The hybrid prior construction strategy is broadly applicable to other VLM adaptation scenarios — rather than relying on a single prompt or description, fusing multi-source semantic knowledge is a generally useful principle. The multi-scale kernel ensemble idea is simple yet effective and transferable to other kernel methods.
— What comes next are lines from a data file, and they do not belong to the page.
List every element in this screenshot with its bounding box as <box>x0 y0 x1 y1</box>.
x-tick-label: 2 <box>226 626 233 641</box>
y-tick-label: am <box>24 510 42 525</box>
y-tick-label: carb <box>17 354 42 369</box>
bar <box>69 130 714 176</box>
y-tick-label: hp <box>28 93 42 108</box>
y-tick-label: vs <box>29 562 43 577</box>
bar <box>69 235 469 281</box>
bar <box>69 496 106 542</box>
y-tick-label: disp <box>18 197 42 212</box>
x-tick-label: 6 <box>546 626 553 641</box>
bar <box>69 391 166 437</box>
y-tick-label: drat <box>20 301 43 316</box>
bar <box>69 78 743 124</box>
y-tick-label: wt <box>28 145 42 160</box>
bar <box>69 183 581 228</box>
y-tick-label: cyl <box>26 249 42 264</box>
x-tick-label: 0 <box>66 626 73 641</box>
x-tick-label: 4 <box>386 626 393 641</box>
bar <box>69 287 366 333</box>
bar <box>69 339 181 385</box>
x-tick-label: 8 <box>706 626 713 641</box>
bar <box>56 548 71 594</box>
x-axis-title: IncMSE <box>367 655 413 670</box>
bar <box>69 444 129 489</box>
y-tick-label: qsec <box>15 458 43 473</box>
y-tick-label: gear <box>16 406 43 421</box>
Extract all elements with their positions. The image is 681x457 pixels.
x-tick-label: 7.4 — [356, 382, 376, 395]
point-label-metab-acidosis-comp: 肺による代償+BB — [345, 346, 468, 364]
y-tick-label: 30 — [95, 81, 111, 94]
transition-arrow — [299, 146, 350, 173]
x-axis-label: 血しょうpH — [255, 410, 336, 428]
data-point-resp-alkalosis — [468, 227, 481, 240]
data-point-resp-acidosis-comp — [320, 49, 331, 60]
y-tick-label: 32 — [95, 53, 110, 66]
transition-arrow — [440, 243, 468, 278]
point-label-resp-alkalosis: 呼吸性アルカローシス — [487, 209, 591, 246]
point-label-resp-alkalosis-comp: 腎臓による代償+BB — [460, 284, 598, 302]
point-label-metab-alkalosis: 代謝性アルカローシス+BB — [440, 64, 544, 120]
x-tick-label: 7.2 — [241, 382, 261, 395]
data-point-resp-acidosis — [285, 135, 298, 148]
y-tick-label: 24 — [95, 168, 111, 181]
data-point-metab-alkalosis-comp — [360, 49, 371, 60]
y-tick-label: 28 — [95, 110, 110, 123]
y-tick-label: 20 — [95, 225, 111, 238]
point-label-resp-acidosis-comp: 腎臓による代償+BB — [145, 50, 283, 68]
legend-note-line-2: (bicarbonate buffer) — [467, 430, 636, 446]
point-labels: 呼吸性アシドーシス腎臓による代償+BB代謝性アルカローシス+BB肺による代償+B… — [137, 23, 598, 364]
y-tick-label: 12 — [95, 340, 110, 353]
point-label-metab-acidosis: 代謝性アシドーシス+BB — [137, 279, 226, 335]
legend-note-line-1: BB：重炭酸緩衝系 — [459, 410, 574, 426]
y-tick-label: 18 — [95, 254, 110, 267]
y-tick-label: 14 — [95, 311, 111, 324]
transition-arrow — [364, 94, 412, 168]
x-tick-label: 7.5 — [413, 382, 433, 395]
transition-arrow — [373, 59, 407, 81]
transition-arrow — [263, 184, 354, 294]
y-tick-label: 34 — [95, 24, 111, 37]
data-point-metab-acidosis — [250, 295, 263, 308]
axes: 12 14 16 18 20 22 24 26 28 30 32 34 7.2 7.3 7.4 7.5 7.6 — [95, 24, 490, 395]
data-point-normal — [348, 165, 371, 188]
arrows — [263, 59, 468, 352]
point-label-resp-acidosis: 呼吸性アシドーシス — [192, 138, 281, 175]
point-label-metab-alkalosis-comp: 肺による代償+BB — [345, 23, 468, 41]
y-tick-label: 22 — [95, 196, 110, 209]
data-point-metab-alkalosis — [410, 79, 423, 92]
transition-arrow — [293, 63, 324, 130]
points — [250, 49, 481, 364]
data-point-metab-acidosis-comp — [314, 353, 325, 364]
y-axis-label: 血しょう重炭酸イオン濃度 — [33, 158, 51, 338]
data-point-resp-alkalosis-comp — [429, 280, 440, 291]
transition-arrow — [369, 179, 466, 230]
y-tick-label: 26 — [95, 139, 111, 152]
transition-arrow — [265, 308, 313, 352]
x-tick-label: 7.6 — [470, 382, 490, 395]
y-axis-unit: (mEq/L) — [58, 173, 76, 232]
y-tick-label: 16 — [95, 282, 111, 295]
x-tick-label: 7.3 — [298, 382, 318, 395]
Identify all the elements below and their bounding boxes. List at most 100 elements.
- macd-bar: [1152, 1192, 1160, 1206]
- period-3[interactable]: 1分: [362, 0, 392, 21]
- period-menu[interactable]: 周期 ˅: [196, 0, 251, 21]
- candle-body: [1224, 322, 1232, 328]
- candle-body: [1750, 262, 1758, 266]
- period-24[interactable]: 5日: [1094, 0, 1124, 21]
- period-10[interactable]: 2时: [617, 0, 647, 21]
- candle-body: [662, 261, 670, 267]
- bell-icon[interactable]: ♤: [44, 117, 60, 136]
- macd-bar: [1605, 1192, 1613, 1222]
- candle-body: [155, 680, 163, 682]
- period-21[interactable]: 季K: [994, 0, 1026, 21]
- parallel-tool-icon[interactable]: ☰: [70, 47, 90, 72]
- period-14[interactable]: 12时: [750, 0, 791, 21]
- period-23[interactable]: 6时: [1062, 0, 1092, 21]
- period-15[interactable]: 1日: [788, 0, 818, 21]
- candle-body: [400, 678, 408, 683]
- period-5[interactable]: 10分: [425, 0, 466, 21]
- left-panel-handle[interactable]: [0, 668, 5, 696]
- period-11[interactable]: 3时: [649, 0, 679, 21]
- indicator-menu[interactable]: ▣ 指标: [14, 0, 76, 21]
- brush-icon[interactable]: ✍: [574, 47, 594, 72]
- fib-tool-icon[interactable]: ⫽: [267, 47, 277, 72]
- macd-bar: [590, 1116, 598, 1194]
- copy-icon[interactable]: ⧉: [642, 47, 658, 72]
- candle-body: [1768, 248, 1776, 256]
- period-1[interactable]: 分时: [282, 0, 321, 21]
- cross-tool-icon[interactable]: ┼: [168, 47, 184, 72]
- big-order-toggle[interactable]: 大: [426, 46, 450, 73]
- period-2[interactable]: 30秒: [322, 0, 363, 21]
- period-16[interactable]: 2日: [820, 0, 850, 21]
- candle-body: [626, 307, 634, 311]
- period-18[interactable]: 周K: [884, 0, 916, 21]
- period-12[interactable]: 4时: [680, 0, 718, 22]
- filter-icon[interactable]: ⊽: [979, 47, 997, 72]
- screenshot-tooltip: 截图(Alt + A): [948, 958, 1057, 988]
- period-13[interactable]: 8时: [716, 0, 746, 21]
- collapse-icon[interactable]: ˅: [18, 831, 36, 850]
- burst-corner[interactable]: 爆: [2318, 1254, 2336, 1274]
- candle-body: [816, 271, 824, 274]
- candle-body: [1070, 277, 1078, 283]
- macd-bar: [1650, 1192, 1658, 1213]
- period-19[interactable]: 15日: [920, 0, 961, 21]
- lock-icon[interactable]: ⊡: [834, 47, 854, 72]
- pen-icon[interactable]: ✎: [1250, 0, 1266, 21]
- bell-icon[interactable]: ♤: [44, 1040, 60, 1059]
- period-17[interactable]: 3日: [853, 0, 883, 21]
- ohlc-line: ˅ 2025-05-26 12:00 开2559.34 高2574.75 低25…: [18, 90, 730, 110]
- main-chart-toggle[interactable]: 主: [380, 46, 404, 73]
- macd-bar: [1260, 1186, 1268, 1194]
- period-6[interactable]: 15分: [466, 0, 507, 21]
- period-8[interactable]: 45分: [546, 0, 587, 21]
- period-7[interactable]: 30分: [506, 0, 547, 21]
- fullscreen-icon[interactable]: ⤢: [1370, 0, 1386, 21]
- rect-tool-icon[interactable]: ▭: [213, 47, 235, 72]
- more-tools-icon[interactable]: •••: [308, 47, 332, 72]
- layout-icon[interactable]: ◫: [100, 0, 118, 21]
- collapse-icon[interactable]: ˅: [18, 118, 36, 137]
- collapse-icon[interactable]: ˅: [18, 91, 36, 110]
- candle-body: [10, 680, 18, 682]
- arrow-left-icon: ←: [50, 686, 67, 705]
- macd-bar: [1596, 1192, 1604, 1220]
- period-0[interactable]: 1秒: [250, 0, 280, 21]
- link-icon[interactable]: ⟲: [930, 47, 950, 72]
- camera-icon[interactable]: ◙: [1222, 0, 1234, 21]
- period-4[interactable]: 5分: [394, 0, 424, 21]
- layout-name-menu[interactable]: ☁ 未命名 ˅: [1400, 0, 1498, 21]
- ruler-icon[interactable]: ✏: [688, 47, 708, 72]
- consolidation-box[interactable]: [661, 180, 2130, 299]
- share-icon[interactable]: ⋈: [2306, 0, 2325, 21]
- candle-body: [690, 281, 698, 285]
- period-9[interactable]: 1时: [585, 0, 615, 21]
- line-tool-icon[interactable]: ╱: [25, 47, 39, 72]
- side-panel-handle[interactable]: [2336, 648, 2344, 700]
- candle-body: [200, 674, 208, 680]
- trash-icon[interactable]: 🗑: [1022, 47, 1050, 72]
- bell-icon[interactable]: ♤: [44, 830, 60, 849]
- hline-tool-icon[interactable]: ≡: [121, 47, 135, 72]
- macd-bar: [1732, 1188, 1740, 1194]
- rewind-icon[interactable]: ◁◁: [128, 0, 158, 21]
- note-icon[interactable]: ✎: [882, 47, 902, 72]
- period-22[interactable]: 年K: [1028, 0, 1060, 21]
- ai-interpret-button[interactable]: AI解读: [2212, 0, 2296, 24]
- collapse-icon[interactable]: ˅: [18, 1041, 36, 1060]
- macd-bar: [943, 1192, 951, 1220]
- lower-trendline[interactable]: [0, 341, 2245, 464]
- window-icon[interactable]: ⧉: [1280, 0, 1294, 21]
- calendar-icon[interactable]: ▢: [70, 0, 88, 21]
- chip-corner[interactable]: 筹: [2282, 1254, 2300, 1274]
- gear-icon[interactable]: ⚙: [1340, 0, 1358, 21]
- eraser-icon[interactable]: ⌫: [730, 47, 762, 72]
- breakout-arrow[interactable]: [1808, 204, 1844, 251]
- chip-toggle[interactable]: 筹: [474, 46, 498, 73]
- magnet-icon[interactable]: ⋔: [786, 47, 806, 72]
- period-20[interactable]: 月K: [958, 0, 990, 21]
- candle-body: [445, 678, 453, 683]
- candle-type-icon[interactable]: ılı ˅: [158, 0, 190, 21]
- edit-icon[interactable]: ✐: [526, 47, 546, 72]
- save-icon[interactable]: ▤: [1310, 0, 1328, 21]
The bridge augmentation concept (mixing visual and text features) also holds general value for cross-modal alignment tasks.

Rating

  • Novelty: ⭐⭐⭐⭐ — A systematic improvement over ProKeR; the combination of hybrid priors, multi-scale kernels, and bridge augmentation is novel.
  • Experimental Thoroughness: ⭐⭐⭐⭐ — Evaluated on 11 benchmarks with multi-dimensional ablations; lacks few-shot and multi-backbone comparisons.
  • Writing Quality: ⭐⭐⭐ — Structure is clear, but some equations are redundant and excessive use of passive voice reduces readability.
  • Value: ⭐⭐⭐⭐ — Offers clear practical value for one-shot VLM adaptation; the training-free design is well-suited for real-world deployment.